According to the nonprofit American Immigration Council, illegal immigrants make up as much as 6 percent of Florida’s workforce — and I’m betting that number is even higher, given the challenges in gathering this data. These illegal immigrants are taking jobs from legal immigrants; more importantly, they’re being exploited.
The real culprits of this are the smallest of businesses — those that fly under the media’s radar and don’t have the money to pay those big fines and are willing to absorb the risks of breaking the law. Small businesses account for almost half of the workers in the country and less than 20 percent of workers are at companies with fewer than 20 employees.

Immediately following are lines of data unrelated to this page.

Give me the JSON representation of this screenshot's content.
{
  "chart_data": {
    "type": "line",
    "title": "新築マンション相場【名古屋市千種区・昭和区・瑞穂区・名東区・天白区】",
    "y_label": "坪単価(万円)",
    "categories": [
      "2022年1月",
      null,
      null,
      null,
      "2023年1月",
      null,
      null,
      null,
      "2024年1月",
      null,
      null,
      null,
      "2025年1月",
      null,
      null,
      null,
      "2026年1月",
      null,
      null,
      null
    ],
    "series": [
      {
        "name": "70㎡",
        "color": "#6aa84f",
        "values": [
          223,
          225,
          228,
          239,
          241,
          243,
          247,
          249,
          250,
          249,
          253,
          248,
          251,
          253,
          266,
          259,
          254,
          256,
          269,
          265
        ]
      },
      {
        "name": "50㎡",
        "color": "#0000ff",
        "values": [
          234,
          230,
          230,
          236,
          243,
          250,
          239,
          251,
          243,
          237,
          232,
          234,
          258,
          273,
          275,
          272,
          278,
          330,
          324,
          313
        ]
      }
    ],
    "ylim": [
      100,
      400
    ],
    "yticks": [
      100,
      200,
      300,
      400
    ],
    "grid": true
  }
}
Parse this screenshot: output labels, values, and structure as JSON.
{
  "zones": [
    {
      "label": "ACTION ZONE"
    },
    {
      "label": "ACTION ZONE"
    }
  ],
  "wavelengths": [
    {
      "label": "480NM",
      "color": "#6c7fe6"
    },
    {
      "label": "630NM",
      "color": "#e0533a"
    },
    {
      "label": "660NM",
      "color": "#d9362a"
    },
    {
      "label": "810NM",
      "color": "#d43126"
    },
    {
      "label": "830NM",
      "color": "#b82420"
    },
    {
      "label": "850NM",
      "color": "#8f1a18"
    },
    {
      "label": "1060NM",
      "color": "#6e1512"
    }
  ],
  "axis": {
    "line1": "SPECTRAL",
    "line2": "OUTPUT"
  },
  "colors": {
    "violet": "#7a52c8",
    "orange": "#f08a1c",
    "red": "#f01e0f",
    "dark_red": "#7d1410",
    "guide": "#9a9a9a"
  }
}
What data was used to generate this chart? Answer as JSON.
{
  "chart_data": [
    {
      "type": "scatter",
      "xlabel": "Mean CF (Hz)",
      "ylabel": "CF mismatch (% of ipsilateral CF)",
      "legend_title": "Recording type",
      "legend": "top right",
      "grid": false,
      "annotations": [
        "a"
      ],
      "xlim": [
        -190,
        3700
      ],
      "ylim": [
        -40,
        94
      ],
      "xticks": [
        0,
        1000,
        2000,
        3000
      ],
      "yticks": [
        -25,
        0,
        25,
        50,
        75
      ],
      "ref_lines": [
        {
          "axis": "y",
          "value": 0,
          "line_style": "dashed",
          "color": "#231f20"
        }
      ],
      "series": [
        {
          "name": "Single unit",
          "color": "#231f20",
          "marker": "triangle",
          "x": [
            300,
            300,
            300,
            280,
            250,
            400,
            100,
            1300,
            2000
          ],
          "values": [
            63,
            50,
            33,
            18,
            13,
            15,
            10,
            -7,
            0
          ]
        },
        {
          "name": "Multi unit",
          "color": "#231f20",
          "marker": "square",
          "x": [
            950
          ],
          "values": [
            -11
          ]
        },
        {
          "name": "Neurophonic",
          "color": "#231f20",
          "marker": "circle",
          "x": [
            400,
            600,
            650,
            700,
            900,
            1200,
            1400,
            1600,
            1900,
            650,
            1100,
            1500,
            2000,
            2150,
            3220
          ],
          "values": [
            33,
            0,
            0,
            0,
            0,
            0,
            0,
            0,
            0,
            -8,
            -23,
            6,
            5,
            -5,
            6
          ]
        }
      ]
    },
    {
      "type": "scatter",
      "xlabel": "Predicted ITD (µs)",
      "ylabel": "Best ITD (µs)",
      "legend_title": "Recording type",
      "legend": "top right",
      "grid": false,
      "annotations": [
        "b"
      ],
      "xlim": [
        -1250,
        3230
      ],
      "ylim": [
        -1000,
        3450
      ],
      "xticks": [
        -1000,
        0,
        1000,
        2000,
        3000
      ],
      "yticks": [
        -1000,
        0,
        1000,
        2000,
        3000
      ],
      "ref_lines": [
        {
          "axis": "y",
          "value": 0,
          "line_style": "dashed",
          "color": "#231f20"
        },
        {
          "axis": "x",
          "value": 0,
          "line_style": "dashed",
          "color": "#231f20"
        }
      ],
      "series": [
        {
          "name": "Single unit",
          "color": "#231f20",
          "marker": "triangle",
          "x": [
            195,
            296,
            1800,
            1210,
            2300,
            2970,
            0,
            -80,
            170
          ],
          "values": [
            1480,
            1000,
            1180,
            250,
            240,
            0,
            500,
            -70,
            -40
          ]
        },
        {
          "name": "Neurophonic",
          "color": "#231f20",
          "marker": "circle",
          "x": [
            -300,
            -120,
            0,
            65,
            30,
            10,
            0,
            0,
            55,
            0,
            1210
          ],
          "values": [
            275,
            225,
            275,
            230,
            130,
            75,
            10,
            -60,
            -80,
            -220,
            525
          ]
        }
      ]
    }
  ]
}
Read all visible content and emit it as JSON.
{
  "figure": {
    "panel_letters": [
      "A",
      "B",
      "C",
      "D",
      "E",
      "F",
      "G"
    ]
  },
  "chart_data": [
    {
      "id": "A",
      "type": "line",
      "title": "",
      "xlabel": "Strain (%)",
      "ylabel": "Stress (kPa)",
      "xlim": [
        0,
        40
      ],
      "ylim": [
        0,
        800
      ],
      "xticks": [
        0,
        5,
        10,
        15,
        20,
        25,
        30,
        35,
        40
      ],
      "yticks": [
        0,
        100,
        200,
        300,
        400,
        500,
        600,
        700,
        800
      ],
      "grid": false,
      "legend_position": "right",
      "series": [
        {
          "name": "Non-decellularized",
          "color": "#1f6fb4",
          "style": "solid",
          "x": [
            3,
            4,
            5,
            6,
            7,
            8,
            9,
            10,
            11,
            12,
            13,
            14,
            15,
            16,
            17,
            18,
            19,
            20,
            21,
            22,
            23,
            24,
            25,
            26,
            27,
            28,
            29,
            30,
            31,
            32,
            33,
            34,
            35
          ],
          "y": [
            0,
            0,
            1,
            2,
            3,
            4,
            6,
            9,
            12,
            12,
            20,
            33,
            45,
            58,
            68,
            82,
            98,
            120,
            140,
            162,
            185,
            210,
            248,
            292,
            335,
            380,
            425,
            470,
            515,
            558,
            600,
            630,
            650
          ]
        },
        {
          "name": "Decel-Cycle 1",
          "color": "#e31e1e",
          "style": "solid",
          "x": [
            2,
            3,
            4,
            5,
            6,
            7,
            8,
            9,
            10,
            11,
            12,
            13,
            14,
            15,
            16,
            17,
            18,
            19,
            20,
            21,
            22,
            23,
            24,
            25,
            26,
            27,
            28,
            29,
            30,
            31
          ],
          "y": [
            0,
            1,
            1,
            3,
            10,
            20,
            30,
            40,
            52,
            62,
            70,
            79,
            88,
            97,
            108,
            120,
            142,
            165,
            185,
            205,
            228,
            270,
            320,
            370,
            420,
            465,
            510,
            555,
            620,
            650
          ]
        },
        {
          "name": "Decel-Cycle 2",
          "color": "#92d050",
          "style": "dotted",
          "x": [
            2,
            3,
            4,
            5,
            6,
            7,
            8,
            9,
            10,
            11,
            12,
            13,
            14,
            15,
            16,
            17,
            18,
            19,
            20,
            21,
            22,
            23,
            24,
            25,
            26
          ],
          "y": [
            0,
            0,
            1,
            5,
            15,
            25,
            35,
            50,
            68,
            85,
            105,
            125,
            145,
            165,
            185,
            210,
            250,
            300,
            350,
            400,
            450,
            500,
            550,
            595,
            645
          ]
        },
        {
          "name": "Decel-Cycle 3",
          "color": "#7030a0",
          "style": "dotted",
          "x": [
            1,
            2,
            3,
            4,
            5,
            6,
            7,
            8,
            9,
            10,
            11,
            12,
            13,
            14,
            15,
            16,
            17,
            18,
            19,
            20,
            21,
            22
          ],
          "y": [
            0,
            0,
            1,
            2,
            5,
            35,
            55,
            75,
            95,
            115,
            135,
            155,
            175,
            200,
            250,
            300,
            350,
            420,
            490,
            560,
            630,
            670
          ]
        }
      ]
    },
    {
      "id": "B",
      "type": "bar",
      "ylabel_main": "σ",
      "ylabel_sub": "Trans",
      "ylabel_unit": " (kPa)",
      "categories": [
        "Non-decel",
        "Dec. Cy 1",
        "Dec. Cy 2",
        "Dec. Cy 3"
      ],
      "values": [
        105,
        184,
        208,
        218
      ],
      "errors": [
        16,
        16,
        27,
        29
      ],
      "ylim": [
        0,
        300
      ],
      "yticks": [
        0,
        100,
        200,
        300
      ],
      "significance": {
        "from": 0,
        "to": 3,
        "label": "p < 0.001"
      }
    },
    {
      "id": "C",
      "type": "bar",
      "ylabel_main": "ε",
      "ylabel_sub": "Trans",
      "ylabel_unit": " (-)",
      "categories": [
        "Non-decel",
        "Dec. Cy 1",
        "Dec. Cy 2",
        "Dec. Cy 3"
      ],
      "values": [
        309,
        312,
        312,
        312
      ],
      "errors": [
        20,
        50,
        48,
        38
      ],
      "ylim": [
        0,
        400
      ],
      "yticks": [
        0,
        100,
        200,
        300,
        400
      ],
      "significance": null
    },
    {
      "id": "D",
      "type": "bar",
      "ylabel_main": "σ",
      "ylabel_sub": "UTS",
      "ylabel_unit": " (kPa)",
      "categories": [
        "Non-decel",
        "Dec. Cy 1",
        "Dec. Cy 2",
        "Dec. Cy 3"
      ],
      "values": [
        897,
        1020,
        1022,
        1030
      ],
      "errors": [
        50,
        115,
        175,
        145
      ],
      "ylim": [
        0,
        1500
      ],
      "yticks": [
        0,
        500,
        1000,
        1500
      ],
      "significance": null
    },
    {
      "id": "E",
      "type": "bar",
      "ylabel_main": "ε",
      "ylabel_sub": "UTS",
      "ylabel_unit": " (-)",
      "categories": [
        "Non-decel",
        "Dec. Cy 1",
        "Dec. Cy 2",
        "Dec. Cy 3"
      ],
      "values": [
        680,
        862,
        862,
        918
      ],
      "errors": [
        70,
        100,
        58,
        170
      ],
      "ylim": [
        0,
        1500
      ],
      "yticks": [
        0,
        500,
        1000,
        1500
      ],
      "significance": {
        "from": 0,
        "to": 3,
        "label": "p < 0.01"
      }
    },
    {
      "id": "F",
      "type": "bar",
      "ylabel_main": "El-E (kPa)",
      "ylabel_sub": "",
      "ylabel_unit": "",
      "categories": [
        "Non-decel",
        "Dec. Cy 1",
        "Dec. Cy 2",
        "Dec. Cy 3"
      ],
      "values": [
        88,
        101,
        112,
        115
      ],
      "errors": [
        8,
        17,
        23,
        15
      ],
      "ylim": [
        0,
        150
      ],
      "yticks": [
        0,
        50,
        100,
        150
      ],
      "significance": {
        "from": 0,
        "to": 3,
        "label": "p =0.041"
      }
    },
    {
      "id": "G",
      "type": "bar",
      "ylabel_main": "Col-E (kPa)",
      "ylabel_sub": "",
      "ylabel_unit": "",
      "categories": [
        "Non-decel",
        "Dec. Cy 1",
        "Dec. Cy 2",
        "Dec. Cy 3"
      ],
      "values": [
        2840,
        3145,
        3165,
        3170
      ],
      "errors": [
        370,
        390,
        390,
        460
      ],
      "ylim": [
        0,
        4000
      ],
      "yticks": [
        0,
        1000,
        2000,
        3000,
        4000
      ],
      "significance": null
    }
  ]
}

Limiting this law only to businesses with more than 25 employees isn’t going to have as much of an impact as people may think.
Expanding this law to cover all businesses, and providing the necessary enforcement teeth — a big question mark, considering that other states like Arizona and Arkansas have implemented similar laws and experienced many enforcement challenges would:
- provide better, higher paying jobs for legal immigrants and help their employers retain them for longer periods (good companies pay for good talent);
- level the playing field for law-abiding businesses and boost their revenues and profits;
- punish and then weed out the small businesses that have been breaking the law and provide opportunities for their competitors;
- further incentivize industry groups to push their legislators toward better immigration reform solutions to help ease labor shortages — perhaps (gasp!) compromise and allow certain illegal immigrants legal status so they can work?
And what about those illegal immigrants that suddenly find themselves without a job to support their families? Some will likely turn to crime in desperation. Others will seek help from the government. These inevitable and potentially tragic consequences will surely push politicians into making tough decisions.
No solution will be completely popular. And, like so many other countries throughout human civilization, no solution will completely solve our country’s immigration challenges. But to really have an impact, Florida’s immigration laws should be expanded to all businesses, regardless of size. It’s the smallest of businesses that are causing the biggest immigration problem. In its current form, the law just doesn’t go far enough.
Gene Marks is founder of The Marks Group, a small-business consulting firm. He frequently appears on CNBC, Fox Business and MSNBC.